Mauna Loa mit Zunahme der Erdbebenaktivität

Seit März stellen die Vulkanologen des HVO eine Zunahme der Erdbebenaktivität am Mauna Loa fest, die sich im April weiter beschleunigte: Im März wurden 86 Erdbeben registriert, im April waren es bereits 132. Der Trend setzte sich auch im Mai fort: Allein in den letzten sieben Tagen hat es 42 Erdbeben gegeben, die stark genug für eine Lokalisierung waren und Eingang in die Shakemap fanden.

Mauna Loa. © HVO

Parallel zu den Erdbeben hat auch die Bodenhebung zugenommen.
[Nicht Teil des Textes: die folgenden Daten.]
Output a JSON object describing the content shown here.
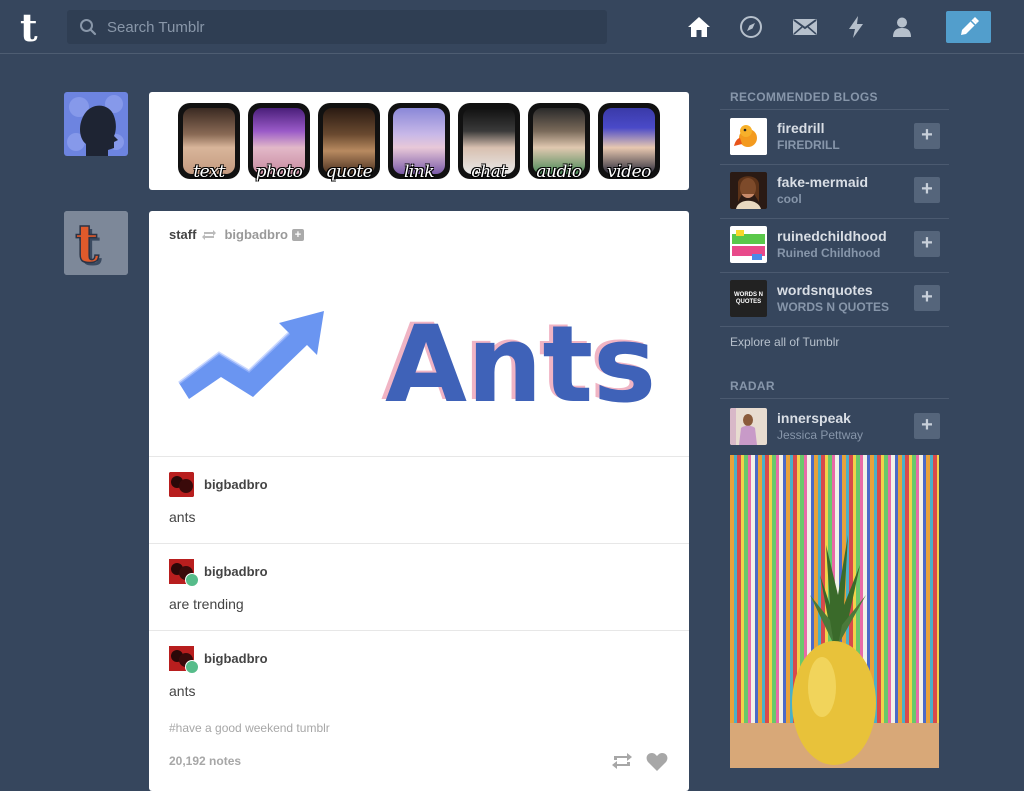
{
  "header": {
    "search_placeholder": "Search Tumblr",
    "logo_letter": "t"
  },
  "post_form": {
    "types": [
      "text",
      "photo",
      "quote",
      "link",
      "chat",
      "audio",
      "video"
    ]
  },
  "post": {
    "author": "staff",
    "reblogged_from": "bigbadbro",
    "banner_word": "Ants",
    "reblogs": [
      {
        "name": "bigbadbro",
        "text": "ants",
        "badge": false
      },
      {
        "name": "bigbadbro",
        "text": "are trending",
        "badge": true
      },
      {
        "name": "bigbadbro",
        "text": "ants",
        "badge": true
      }
    ],
    "tags": "#have a good weekend tumblr",
    "notes": "20,192 notes"
  },
  "sidebar": {
    "recommended_title": "RECOMMENDED BLOGS",
    "blogs": [
      {
        "name": "firedrill",
        "subtitle": "FIREDRILL"
      },
      {
        "name": "fake-mermaid",
        "subtitle": "cool"
      },
      {
        "name": "ruinedchildhood",
        "subtitle": "Ruined Childhood"
      },
      {
        "name": "wordsnquotes",
        "subtitle": "WORDS N QUOTES",
        "avatar_text": "WORDS N QUOTES"
      }
    ],
    "explore_label": "Explore all of Tumblr",
    "radar_title": "RADAR",
    "radar": {
      "name": "innerspeak",
      "subtitle": "Jessica Pettway"
    }
  },
  "colors": {
    "background": "#36465d",
    "accent": "#529ecc",
    "reblog_badge": "#56bc8a"
  }
}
Der Vulkan bläht sich infolge der Inflation von Magma in einem flach liegenden Reservoir langsam, aber stetig auf und bereitet damit die nächste Eruption vor. Die seismischen Schwerpunkte lagen weiterhin unterhalb der Gipfelcaldera Mokuʻāweoweo sowie in der oberen Südwest-Riftzone. Trotz dieser Entwicklungen bleibt die Vulkan-Warnstufe auf „Normal“, der Farbcode für die Luftfahrt steht unverändert auf „Grün“.
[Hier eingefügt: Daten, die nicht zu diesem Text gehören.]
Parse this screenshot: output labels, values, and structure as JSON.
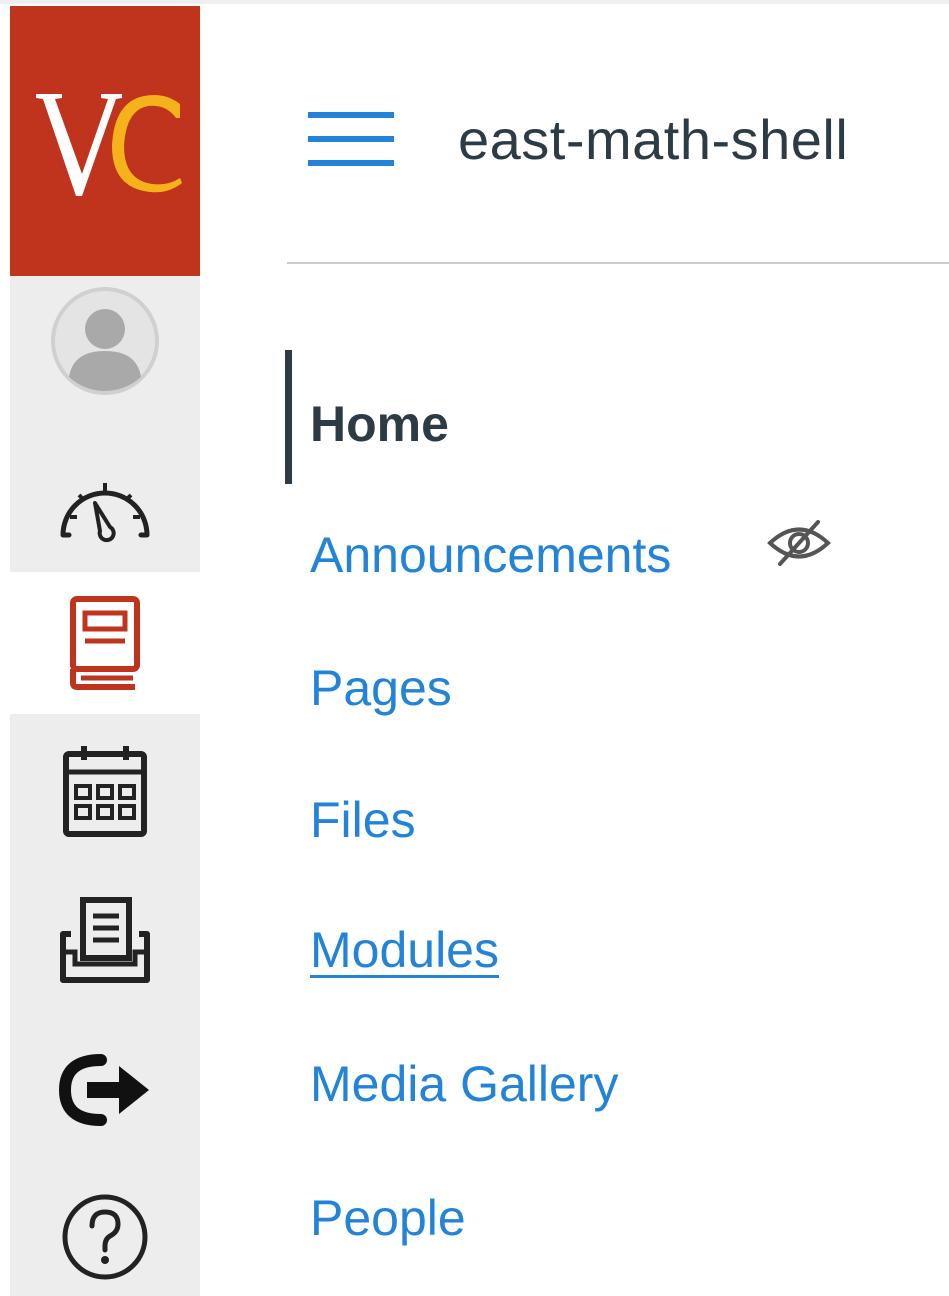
{
  "logo": {
    "letters": "VC",
    "colors": {
      "background": "#c0331d",
      "v": "#ffffff",
      "c": "#f5b21b"
    }
  },
  "global_nav": {
    "items": [
      {
        "id": "account",
        "icon": "user-avatar-icon"
      },
      {
        "id": "dashboard",
        "icon": "speedometer-icon"
      },
      {
        "id": "courses",
        "icon": "book-icon",
        "active": true
      },
      {
        "id": "calendar",
        "icon": "calendar-icon"
      },
      {
        "id": "inbox",
        "icon": "inbox-icon"
      },
      {
        "id": "history",
        "icon": "arrow-out-icon"
      },
      {
        "id": "help",
        "icon": "help-circle-icon"
      }
    ]
  },
  "course": {
    "title": "east-math-shell",
    "nav": [
      {
        "label": "Home",
        "active": true
      },
      {
        "label": "Announcements",
        "hidden_from_students": true,
        "icon": "eye-slash-icon"
      },
      {
        "label": "Pages"
      },
      {
        "label": "Files"
      },
      {
        "label": "Modules",
        "hovered": true
      },
      {
        "label": "Media Gallery"
      },
      {
        "label": "People"
      }
    ]
  },
  "colors": {
    "link": "#2283d8",
    "text": "#2d3b45",
    "nav_background": "#ededed",
    "courses_icon": "#c0331d"
  }
}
Zusammenfassend lässt sich sagen, dass der nächste Ausbruch des Kilauea beziehungsweise die nächste Episode des seit Weihnachten 2024 anhaltenden Vulkanausbruchs nur noch Tage entfernt sein dürfte. Am Mauna Loa werden wir trotz der beschleunigten Entwicklung vermutlich nicht so schnell eine Eruption sehen. Wahrscheinlich wird es noch Jahre dauern, bis der Vulkan bereit für den nächsten Ausbruch ist. Manchmal entwickeln sich die Dinge allerdings schneller als erwartet.

Bemerkenswert ist, dass die HVO-Vulkanologen zu den wenigen institutionellen Forschern gehören, die noch konkrete Prognosen wagen – etwas, das heute aus Angst vor Fehlern und möglichen Klagen kaum noch vorkommt.